Scale research coverage without growing headcount
The AI Research Assistant redefines research economics by enabling your analysts to cover more ground, more quickly, without adding resources. It eliminates manual data prep and disconnected workflows, delivering instant, contextual answers from both structured and unstructured sources. These answers are accurate, cited, and grounded in verifiable data.
The result is richer insights, faster decisions, and significantly expanded coverage capacity at a lower cost. Below are just some of the improvements AI Research Assistant brings to help accelerate your analysts:
3x
analyst stock coverage
100%
query response accuracy
10+
petabytes processed
Key capabilities
The AI Research Assistant combines powerful analytics with intuitive natural language interfaces to streamline every stage of the research process. From accessing real-time and historical data to generating accurate insights and summaries, it helps teams move faster, work smarter, and deliver consistent, client-ready output at scale.

Context-aware understanding
Applies a temporal lens to research by automatically narrowing analysis to relevant time windows and tracking how events evolve for richer insight.

On-demand time-series analytics
Dynamically computes new insights such as volatility, moving averages, or peer comparisons using our high-performance time-series engine.

Cross-domain intelligence
Connects and analyzes SEC filings, transaction data, proprietary research, and real-time market feeds within a single query.

Agentic workflow automation
Agents orchestrate ingestion, analysis, and publishing tasks, allowing teams to instantly generate outputs for client reports.
Overcome these challenges
Research workflows are increasingly strained by data complexity, fragmented systems, and the need for faster insight. Analysts spend more time preparing than analyzing, making it harder to scale coverage, respond to market events, or deliver consistently high-value recommendations.

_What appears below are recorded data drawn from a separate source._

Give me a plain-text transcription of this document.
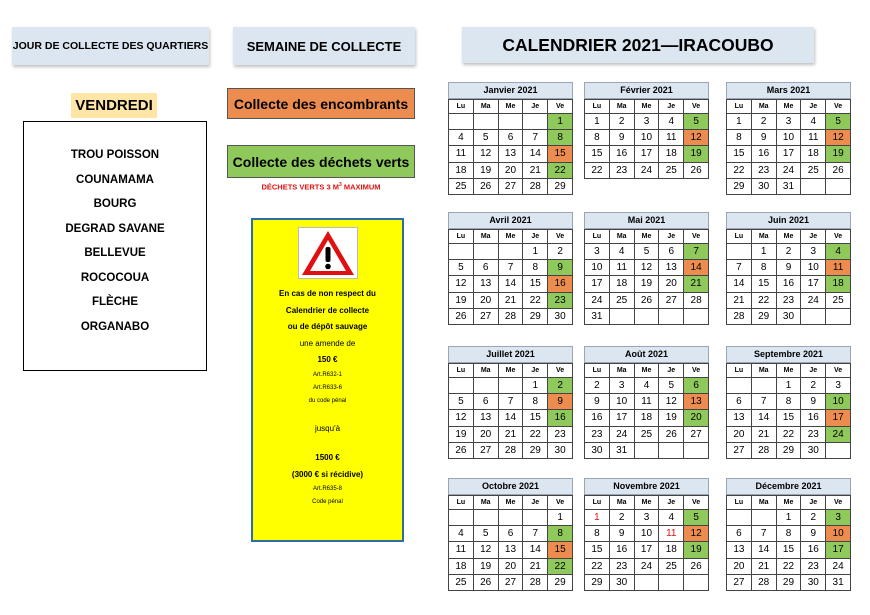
JOUR DE COLLECTE DES QUARTIERS	SEMAINE DE COLLECTE	CALENDRIER 2021—IRACOUBO
VENDREDI
TROU POISSON
COUNAMAMA
BOURG
DEGRAD SAVANE
BELLEVUE
ROCOCOUA
FLÈCHE
ORGANABO
Collecte des encombrants
Collecte des déchets verts
DÉCHETS VERTS 3 $M^3$ MAXIMUM
En cas de non respect du
Calendrier de collecte
ou de dépôt sauvage
une amende de
150 €
Art.R632-1
Art.R633-6
du code pénal

jusqu'à

1500 €
(3000 € si récidive)
Art.R635-8
Code pénal
Janvier 2021
Lu	Ma	Me	Je	Ve
				1
4	5	6	7	8
11	12	13	14	15
18	19	20	21	22
25	26	27	28	29
Février 2021
Lu	Ma	Me	Je	Ve
1	2	3	4	5
8	9	10	11	12
15	16	17	18	19
22	23	24	25	26
Mars 2021
Lu	Ma	Me	Je	Ve
1	2	3	4	5
8	9	10	11	12
15	16	17	18	19
22	23	24	25	26
29	30	31		
Avril 2021
Lu	Ma	Me	Je	Ve
			1	2
5	6	7	8	9
12	13	14	15	16
19	20	21	22	23
26	27	28	29	30
Mai 2021
Lu	Ma	Me	Je	Ve
3	4	5	6	7
10	11	12	13	14
17	18	19	20	21
24	25	26	27	28
31				
Juin 2021
Lu	Ma	Me	Je	Ve
	1	2	3	4
7	8	9	10	11
14	15	16	17	18
21	22	23	24	25
28	29	30		
Juillet 2021
Lu	Ma	Me	Je	Ve
			1	2
5	6	7	8	9
12	13	14	15	16
19	20	21	22	23
26	27	28	29	30
Août 2021
Lu	Ma	Me	Je	Ve
2	3	4	5	6
9	10	11	12	13
16	17	18	19	20
23	24	25	26	27
30	31			
Septembre 2021
Lu	Ma	Me	Je	Ve
		1	2	3
6	7	8	9	10
13	14	15	16	17
20	21	22	23	24
27	28	29	30	
Octobre 2021
Lu	Ma	Me	Je	Ve
				1
4	5	6	7	8
11	12	13	14	15
18	19	20	21	22
25	26	27	28	29
Novembre 2021
Lu	Ma	Me	Je	Ve
1	2	3	4	5
8	9	10	11	12
15	16	17	18	19
22	23	24	25	26
29	30			
Décembre 2021
Lu	Ma	Me	Je	Ve
		1	2	3
6	7	8	9	10
13	14	15	16	17
20	21	22	23	24
27	28	29	30	31
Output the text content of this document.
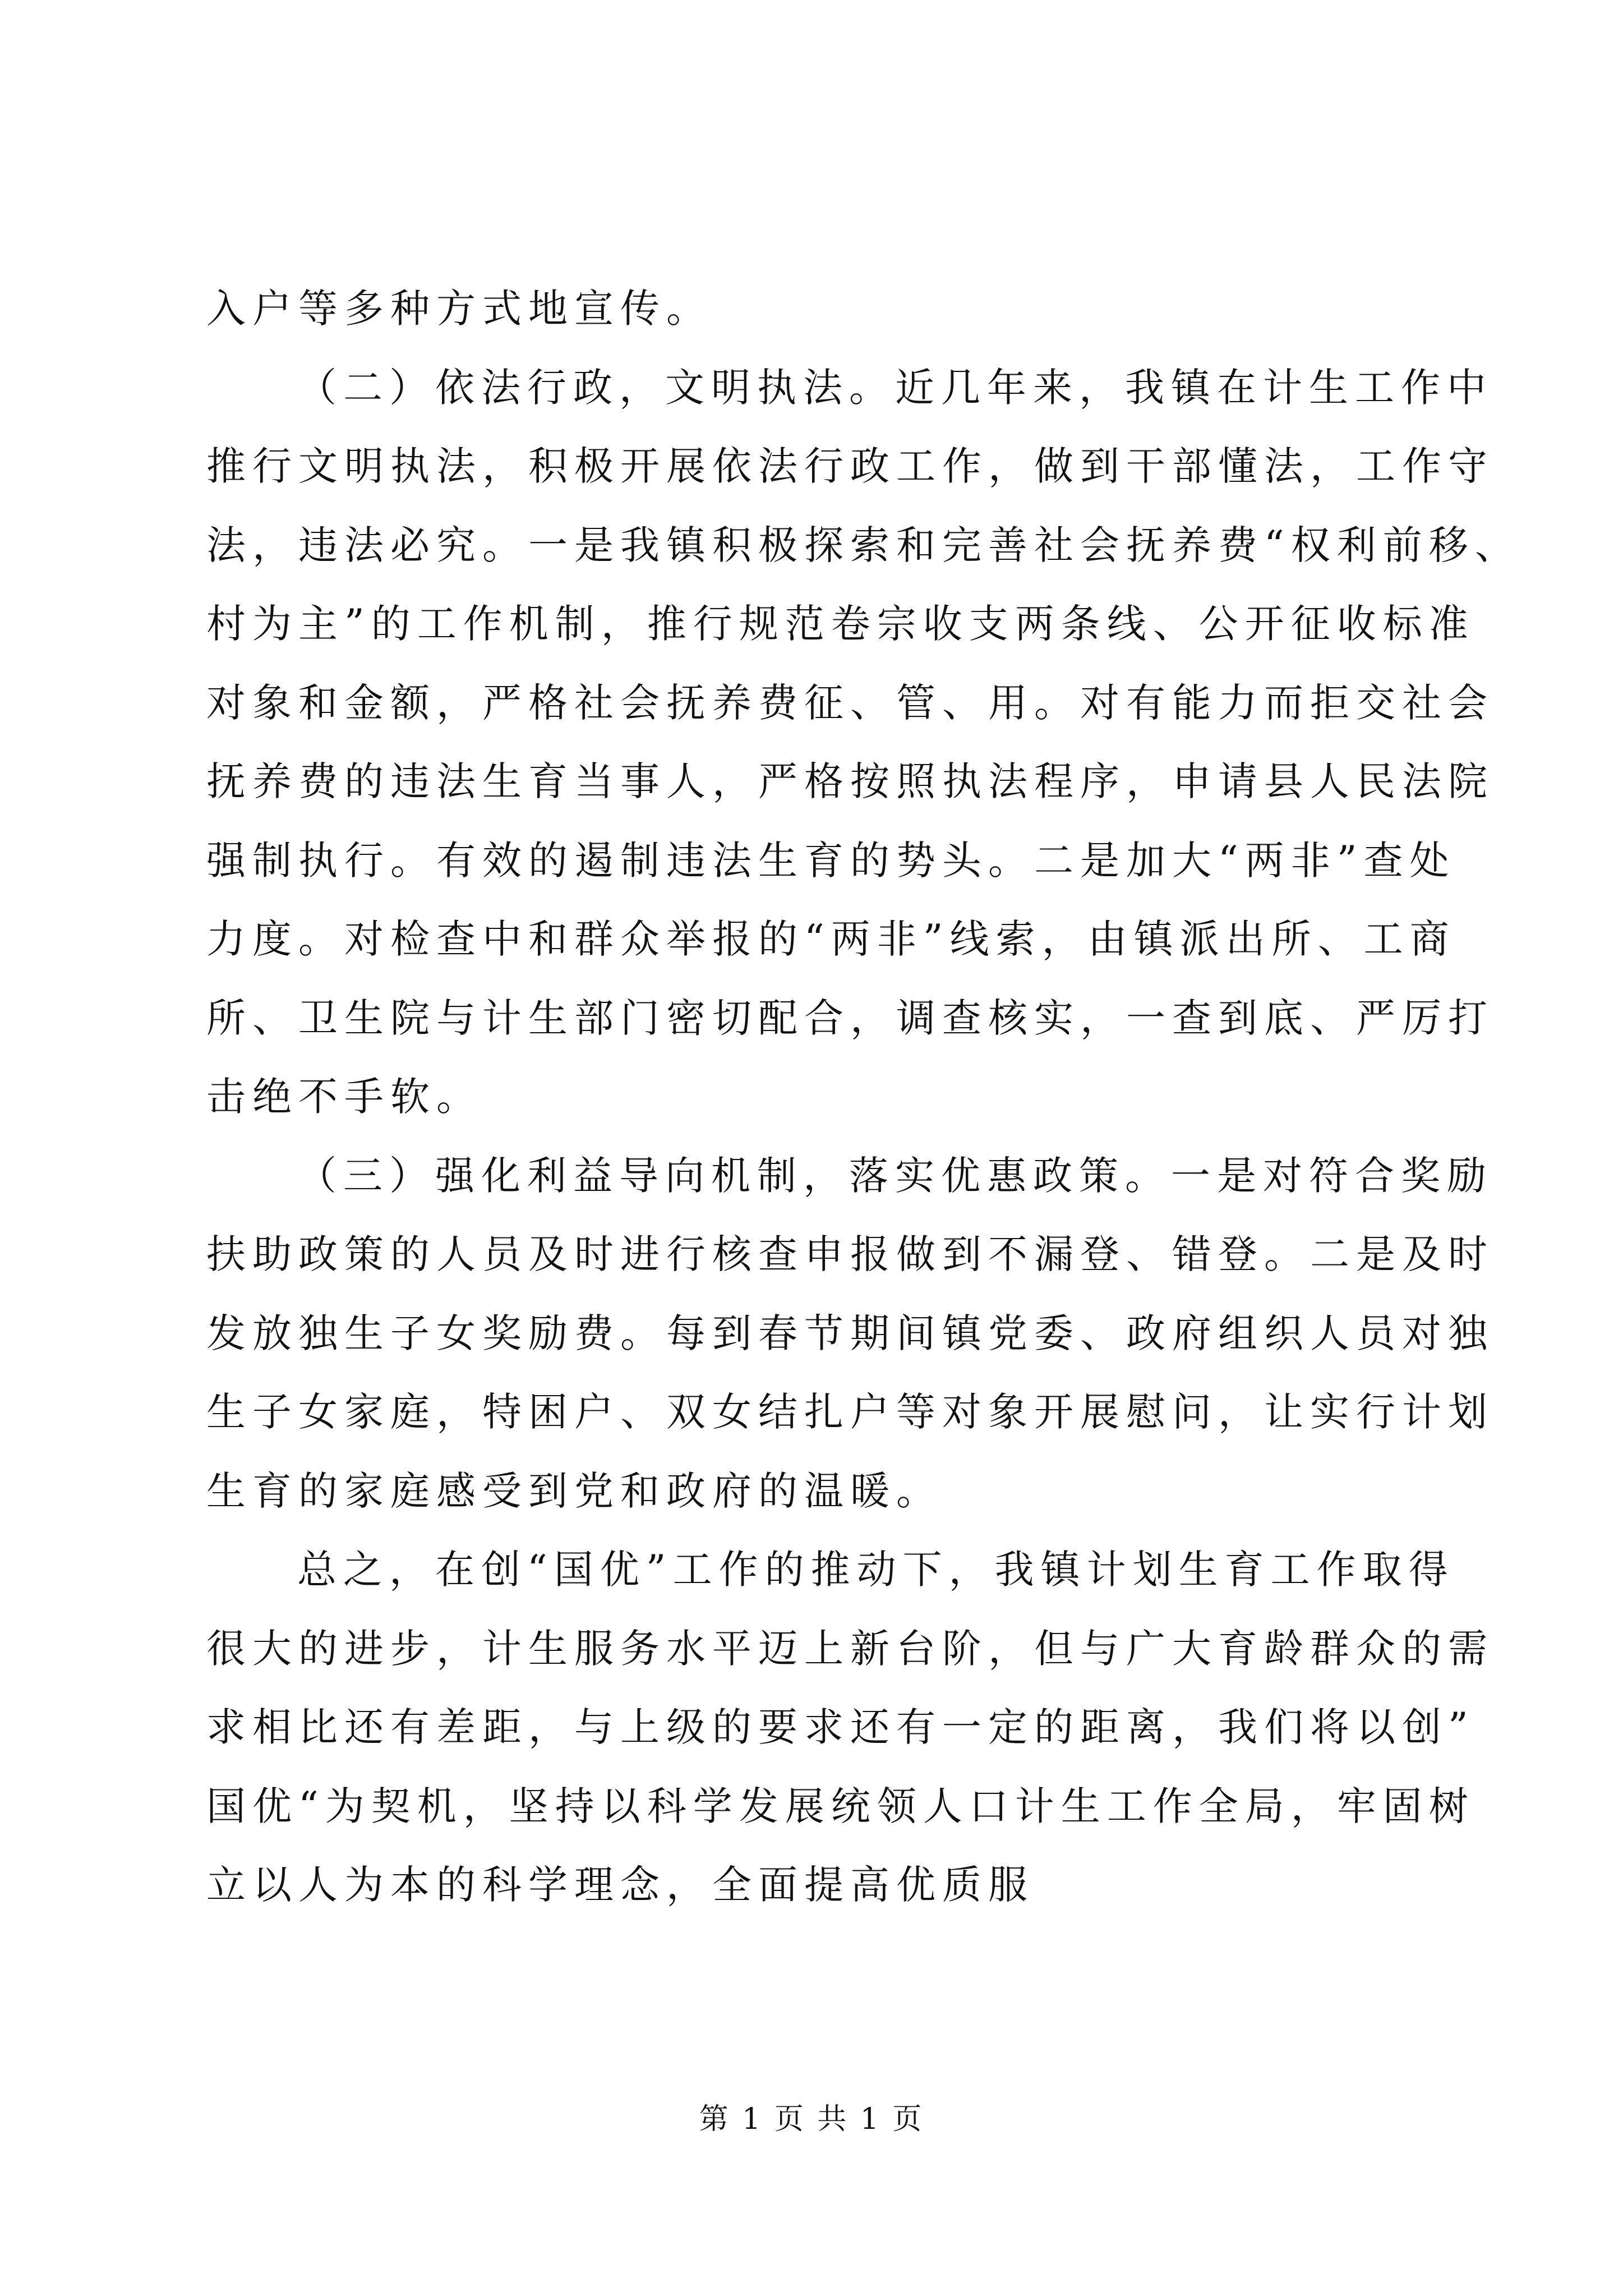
入户等多种方式地宣传。
（二）依法行政，文明执法。近几年来，我镇在计生工作中
推行文明执法，积极开展依法行政工作，做到干部懂法，工作守
法，违法必究。一是我镇积极探索和完善社会抚养费“权利前移、
村为主”的工作机制，推行规范卷宗收支两条线、公开征收标准
对象和金额，严格社会抚养费征、管、用。对有能力而拒交社会
抚养费的违法生育当事人，严格按照执法程序，申请县人民法院
强制执行。有效的遏制违法生育的势头。二是加大“两非”查处
力度。对检查中和群众举报的“两非”线索，由镇派出所、工商
所、卫生院与计生部门密切配合，调查核实，一查到底、严厉打
击绝不手软。
（三）强化利益导向机制，落实优惠政策。一是对符合奖励
扶助政策的人员及时进行核查申报做到不漏登、错登。二是及时
发放独生子女奖励费。每到春节期间镇党委、政府组织人员对独
生子女家庭，特困户、双女结扎户等对象开展慰问，让实行计划
生育的家庭感受到党和政府的温暖。
总之，在创“国优”工作的推动下，我镇计划生育工作取得
很大的进步，计生服务水平迈上新台阶，但与广大育龄群众的需
求相比还有差距，与上级的要求还有一定的距离，我们将以创”
国优“为契机，坚持以科学发展统领人口计生工作全局，牢固树
立以人为本的科学理念，全面提高优质服
第 1 页 共 1 页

AI Research Assistant helps you overcome these challenges:
Too much manual work
Analysts waste hours chasing filings, forecasts, and market data. Copying between systems slows output and leaves less time for strategic thinking, client engagement, and high-value insight.
Fragmented data stack
Structured and unstructured data, like earnings forecasts, filings, and market data, sit in disconnected systems. Without unified access, analysts struggle to generate fast, complete market views.
Unscalable coverage model
Scaling research means hiring more analysts or lowering quality. As demands increase, this trade-off limits coverage, slows delivery, and makes it hard to meet client expectations.
Insights lack traceability
Without clear citations or context, insights are hard to trust or validate. Analysts need transparent, source-backed answers to support compliance and ensure decision-making confidence.
Benefits

Faster insight generation
Delivers complete research summaries, including supporting data and visuals, in seconds.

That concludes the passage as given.